这时我们右击Eclipse 的”DFS Locations”中”/user/hadoop”文件夹进行刷新，这时会发现多出一个”MTjoin_out”文件夹，且里面有3个文件，然后打开双其”part-r-00000″文件，会在Eclipse中间把内容显示出来。如图5.4-4所示。

图5.4-4 运行结果

6、倒排索引

“倒排索引“是文档检索系统中最常用的数据结构，被广泛地应用于全文搜索引擎。它主要是用来存储某个单词（或词组）在一个文档或一组文档中的存储位置的映射，即提供了一种根据内容来查找文档的方式。由于不是根据文档来确定文档所包含的内容，而是进行相反的操作，因而称为倒排索引（Inverted Index）。

6.1 实例描述

通常情况下，倒排索引由一个单词（或词组）以及相关的文档列表组成，文档列表中的文档或者是标识文档的ID号，或者是指文档所在位置的URL，如图6.1-1所示。

图6.1-1 倒排索引结构

从图6.1-1可以看出，单词1出现在{文档1，文档4，文档13，……}中，单词2出现在{文档3，文档5，文档15，……}中，而单词3出现在{文档1，文档8，文档20，……}中。

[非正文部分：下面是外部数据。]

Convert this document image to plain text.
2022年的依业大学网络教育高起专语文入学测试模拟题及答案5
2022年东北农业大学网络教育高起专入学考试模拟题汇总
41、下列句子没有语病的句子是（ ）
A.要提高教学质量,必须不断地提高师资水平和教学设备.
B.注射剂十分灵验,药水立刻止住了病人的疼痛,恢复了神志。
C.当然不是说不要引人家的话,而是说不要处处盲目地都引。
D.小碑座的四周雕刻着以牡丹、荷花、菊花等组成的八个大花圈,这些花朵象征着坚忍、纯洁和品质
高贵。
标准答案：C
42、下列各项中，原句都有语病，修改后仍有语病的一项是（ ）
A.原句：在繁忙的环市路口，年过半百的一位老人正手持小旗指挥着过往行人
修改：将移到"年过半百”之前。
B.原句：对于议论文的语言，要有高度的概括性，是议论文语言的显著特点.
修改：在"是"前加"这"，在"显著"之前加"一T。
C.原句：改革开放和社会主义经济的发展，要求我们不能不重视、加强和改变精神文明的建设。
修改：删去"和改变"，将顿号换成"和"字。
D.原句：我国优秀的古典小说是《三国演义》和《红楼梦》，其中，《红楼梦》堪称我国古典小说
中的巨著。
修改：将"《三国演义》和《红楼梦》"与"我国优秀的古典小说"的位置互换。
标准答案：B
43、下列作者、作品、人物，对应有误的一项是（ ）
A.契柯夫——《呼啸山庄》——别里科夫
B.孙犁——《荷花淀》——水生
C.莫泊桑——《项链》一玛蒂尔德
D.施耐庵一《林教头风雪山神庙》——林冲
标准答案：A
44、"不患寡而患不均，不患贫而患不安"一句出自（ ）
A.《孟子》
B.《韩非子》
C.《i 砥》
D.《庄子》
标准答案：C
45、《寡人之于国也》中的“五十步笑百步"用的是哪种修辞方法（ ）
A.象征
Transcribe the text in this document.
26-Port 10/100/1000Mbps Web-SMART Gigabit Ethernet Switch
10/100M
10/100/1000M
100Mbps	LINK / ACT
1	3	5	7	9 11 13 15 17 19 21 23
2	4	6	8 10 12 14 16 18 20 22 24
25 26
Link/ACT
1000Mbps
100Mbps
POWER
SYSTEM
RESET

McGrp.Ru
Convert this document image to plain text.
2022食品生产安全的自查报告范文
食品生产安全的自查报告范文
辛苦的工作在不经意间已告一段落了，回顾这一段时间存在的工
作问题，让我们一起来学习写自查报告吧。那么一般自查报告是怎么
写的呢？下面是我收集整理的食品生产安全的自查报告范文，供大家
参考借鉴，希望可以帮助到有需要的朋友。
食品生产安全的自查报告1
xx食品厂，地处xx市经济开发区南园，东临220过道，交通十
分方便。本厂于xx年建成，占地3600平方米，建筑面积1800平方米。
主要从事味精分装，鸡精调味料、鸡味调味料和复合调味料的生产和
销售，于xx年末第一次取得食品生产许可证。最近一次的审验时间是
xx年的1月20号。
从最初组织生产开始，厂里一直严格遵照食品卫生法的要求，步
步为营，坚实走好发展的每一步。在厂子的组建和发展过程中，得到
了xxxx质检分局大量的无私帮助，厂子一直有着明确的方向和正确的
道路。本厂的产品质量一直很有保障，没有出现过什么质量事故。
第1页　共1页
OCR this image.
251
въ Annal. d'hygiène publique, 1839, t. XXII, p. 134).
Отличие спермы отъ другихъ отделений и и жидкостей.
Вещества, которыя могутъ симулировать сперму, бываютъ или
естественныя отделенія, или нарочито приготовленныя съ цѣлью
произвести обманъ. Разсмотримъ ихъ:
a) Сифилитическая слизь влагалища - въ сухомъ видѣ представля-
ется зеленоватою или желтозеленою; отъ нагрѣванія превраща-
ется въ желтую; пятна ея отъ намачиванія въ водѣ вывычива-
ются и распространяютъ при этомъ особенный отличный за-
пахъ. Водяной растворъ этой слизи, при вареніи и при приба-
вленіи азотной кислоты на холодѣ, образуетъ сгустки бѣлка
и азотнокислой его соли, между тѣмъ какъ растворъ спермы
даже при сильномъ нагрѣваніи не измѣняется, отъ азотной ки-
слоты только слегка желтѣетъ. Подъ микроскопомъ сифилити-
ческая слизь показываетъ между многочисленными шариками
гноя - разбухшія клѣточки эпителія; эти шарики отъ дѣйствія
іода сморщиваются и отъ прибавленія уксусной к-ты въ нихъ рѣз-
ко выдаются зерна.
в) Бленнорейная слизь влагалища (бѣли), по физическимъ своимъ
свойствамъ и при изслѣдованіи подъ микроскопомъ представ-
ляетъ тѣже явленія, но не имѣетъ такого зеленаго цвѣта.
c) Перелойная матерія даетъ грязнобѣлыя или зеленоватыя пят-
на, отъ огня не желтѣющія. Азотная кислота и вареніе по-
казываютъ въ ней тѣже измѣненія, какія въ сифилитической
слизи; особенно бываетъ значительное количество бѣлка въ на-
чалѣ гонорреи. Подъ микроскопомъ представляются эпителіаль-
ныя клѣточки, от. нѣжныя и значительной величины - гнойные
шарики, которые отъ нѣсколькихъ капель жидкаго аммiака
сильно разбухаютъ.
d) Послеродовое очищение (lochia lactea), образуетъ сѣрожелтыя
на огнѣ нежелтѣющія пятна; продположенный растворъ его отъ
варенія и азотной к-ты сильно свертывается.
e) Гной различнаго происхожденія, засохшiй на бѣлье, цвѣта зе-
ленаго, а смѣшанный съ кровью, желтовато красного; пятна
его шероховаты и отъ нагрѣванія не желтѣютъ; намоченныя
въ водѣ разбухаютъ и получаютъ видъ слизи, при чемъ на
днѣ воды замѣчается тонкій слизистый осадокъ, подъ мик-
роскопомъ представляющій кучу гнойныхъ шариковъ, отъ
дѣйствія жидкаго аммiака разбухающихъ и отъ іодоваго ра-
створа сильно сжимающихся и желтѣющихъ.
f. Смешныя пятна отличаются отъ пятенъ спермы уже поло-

在实际应用中，还需要给每个文档添加一个权值，用来指出每个文档与搜索内容的相关度，如图6.1-2所示。

图6.1-2 添加权重的倒排索引

最常用的是使用词频作为权重，即记录单词在文档中出现的次数。以英文为例，如图6.1-3所示，索引文件中的”MapReduce”一行表示：”MapReduce”这个单词在文本 T0中出现过1次，T1中出现过1次，T2中出现过2次。当搜索条件为”MapReduce”、”is”、”Simple”时，对应的集合为： {T0，T1，T2}∩{T0，T1}∩{T0，T1}={T0，T1}，即文档T0和T1包含了所要索引的单词，而且只有T0是连续的。

图6.1-3 倒排索引示例

更复杂的权重还可能要记录单词在多少个文档中出现过，以实现TF-IDF（Term Frequency-Inverse Document Frequency）算法，或者考虑单词在文档中的位置信息（单词是否出现在标题中，反映了单词在文档中的重要性）等。

样例输入如下所示。

1）file1：

MapReduce is simple

2）file2：

MapReduce is powerful is simple

3）file3：

Hello MapReduce bye MapReduce

样例输出如下所示。

MapReduce      file1.txt:1;file2.txt:1;file3.txt:2;

is        　　　　file1.txt:1;file2.txt:2;

simple        　 file1.txt:1;file2.txt:1;

powerful   　　 file2.txt:1;

Hello       　　 file3.txt:1;

bye       　　   file3.txt:1;

6.2 设计思路

实现”倒排索引“只要关注的信息为：单词、文档URL及词频，如图3-11所示。但是在实现过程中，索引文件的格式与图6.1-3会略有所不同，以避免重写OutPutFormat类。下面根据MapReduce的处理过程给出倒排索引的设计思路。

1）Map过程

首先使用默认的TextInputFormat类对输入文件进行处理，得到文本中每行的偏移量及其内容。显然，Map过程首先必须分析输入的<key,value>对，得到倒排索引中需要的三个信息：单词、文档URL和词频，如图6.2-1所示。

图6.2-1 Map过程输入/输出

这里存在两个问题：第一，<key,value>对只能有两个值，在不使用Hadoop自定义数据类型的情况下，需要根据情况将其中两个值合并成一个值，作为key或value值；第二，通过一个Reduce过程无法同时完成词频统计和生成文档列表，所以必须增加一个Combine过程完成词频统计。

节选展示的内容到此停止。